Train on 25000 samples, validate on 25000 samples
Epoch 1/2
Epoch 2/2


<keras.callbacks.History at 0x159255910>

We already have beaten our previous model! But let's fine-tune the embedding weights - especially since the words we couldn't find in glove just have random embeddings.

In [30]:
model.layers[0].trainable=True

In [37]:
model.optimizer.lr=1e-1

In [38]:
model.fit(trn, labels_train, validation_data=(test, labels_test), nb_epoch=3, batch_size=32)

Train on 25000 samples, validate on 25000 samples
Epoch 1/3
Epoch 2/3
Epoch 3/3


<keras.callbacks.History at 0x1595ace50>

As expected, that's given us a nice little boost. :)

In [26]:
# model.save_weights(model_path+'glove50.h5')

In [27]:
model.layers[0].trainable=False

In [28]:
model.optimizer.lr=1e-5

In [29]:
model.fit(trn, labels_train, validation_data=(test, labels_test), nb_epoch=2, batch_size=64)

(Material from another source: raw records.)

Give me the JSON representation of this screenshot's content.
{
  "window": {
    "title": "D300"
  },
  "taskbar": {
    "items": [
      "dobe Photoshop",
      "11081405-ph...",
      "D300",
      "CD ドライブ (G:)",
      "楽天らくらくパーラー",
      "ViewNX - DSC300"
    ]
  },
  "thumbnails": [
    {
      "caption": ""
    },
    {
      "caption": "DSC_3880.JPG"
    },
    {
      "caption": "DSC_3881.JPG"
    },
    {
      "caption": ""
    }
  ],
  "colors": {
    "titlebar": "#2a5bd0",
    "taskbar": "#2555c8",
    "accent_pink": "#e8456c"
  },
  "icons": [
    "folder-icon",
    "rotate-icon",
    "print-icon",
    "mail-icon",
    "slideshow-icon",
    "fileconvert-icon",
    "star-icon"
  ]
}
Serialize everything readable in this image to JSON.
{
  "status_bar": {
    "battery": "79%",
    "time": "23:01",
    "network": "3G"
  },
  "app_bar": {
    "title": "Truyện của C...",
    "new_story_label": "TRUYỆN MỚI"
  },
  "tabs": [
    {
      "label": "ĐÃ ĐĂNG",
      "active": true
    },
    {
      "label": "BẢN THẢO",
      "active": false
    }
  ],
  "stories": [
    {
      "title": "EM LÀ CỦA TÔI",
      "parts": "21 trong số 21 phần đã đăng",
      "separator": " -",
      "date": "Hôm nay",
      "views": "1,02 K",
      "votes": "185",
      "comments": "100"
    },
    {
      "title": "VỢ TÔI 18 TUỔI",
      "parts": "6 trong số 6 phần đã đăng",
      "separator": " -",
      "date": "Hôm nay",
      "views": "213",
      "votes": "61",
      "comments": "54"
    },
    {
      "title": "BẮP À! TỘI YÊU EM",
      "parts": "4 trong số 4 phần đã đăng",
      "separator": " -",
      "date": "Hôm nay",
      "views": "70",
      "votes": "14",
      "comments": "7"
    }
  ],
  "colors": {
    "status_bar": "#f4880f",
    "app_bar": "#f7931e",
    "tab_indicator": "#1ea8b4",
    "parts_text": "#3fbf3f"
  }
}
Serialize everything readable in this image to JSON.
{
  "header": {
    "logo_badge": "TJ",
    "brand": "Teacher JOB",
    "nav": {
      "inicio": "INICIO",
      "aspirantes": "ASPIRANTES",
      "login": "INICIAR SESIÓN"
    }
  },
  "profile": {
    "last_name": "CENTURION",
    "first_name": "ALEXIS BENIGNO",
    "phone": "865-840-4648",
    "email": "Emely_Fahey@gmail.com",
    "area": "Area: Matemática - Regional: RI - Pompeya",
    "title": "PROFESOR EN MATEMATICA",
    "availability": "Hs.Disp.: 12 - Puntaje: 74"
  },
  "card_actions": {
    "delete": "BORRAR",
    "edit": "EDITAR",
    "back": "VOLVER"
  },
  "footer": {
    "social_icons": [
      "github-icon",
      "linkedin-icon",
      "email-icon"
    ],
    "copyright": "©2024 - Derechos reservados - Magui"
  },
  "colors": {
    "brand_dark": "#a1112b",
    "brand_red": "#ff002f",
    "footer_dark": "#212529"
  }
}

Train on 25000 samples, validate on 25000 samples
Epoch 1/2
Epoch 2/2


<keras.callbacks.History at 0x107d524d0>

This more complex architecture has given us another boost in accuracy.

## LSTM

We haven't covered this bit yet!

In [None]:
model = Sequential([
    Embedding(vocab_size, 32, input_length=seq_len, mask_zero=True,
              W_regularizer=l2(1e-6), dropout=0.2),
    LSTM(100, consume_less='gpu'),
    Dense(1, activation='sigmoid')])
model.compile(loss='binary_crossentropy', optimizer='adam', metrics=['accuracy'])
model.summary()

In [None]:
model.fit(trn, labels_train, validation_data=(test, labels_test), nb_epoch=5, batch_size=64)